More Trouble for Army's Light Utility Chopper Deal

The Armed Forces’ bid to replenish its fast-depleting fleet of Chetak and Cheetah light utility helicopters is again getting into trouble, this time due to expiry of offers from two helicopter manufacturers in a Rs 3,500-crore tender for 197 choppers.

NEW DELHI: The Armed Forces’ bid to replenish its fast-depleting fleet of Chetak and Cheetah light utility helicopters is again getting into trouble, this time due to expiry of offers from two helicopter manufacturers in a Rs 500-crore tender for 197 choppers.

European consortium Airbus Helicopters (formerly Eurocopter) and Russia’s  Kamov are in the race for the contract that is not going to be restricted to the first lot of 197 choppers, of which the Army will get 133 and the Air Force 64.

According to sources in the Ministry of Defence, the commercial offers submitted by the two companies in 2008 are once again slated to expire by the end of this month.

The commercial offers from Airbus Helicopters, which changed its brand name from Eurocopter earlier this year, and Kamov have previously been extended half-a-dozen times since 2008.

The Airbus Helicopters have pitched its AS 550 C3 Fennec helicopter and Kamov its Ka-226T Sergei as their offering in the tender.

Interestingly, the present tender issued in 2008 is the second attempt to procure a suitable light utility helicopter to augment the already depleting fleet of 140 Chetak and Cheetah helicopters.

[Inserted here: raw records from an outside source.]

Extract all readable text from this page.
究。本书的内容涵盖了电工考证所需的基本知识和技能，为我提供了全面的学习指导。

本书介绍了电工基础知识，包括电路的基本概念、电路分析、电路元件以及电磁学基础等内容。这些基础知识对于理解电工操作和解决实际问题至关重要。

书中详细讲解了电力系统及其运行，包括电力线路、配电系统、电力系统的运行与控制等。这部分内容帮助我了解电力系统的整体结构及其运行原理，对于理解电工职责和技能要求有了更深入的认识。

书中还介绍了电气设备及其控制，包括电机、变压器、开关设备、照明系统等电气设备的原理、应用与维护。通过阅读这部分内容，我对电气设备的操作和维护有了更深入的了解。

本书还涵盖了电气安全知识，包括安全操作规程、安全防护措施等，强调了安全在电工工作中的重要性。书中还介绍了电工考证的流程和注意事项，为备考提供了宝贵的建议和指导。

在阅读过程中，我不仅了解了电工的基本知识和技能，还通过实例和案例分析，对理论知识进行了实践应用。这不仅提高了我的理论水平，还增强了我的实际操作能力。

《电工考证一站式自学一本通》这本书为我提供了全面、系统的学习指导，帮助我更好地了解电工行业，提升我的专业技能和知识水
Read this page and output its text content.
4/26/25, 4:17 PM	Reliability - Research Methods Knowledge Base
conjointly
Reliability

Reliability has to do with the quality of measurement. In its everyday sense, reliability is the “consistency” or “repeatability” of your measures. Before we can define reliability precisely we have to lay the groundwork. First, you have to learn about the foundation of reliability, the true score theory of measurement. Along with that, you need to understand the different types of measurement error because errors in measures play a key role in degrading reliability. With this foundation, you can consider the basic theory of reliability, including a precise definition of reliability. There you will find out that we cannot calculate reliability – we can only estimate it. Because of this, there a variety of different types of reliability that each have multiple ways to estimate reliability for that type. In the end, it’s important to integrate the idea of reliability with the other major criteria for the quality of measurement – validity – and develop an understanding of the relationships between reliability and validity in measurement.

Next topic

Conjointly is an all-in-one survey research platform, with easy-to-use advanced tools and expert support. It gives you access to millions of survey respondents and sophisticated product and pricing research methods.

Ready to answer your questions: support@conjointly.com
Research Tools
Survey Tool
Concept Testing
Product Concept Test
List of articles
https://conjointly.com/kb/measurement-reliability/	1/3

The Chetak and Cheetah, which are several decades old and have attained critical levels of obsolescence, carry supplies for military personnel posted in the inhospitable Siachen Glacier and unreachable spots in the upper reaches of the Himalayas.

The present tender, issued after the first one issued in 2003 was cancelled after Eurocopter was selected winner in 2007, after complaints over the discrepancies in the procurement procedure adopted at the winning firm’s end landed with then Defence Minister A K Antony.

This tender is now already stuck for two years over procedural delays. Last year, the procurement process got stalled for no fault of the two firms.

It was emerged in the middle of 2013 that Italian investigators probing allegations of corruption in defence major Finmeccanica stumbled upon a letter written by an arms middleman that a serving Indian Army Brigadier had sought a Rs 25-crore bribe from officials of its subsidiary AgustaWestland to ensure favourable results in the technical evaluation done on their helicopter on offer.

Though AgustaWestland got eliminated at the evaluation stage itself, the supposed allegation of bribery demand from a serving Army officer, who was part of the team that tested the helicopters, led to the Ministry of Defence under Antony putting the procurement process on hold and ordering a CBI probe into the matter.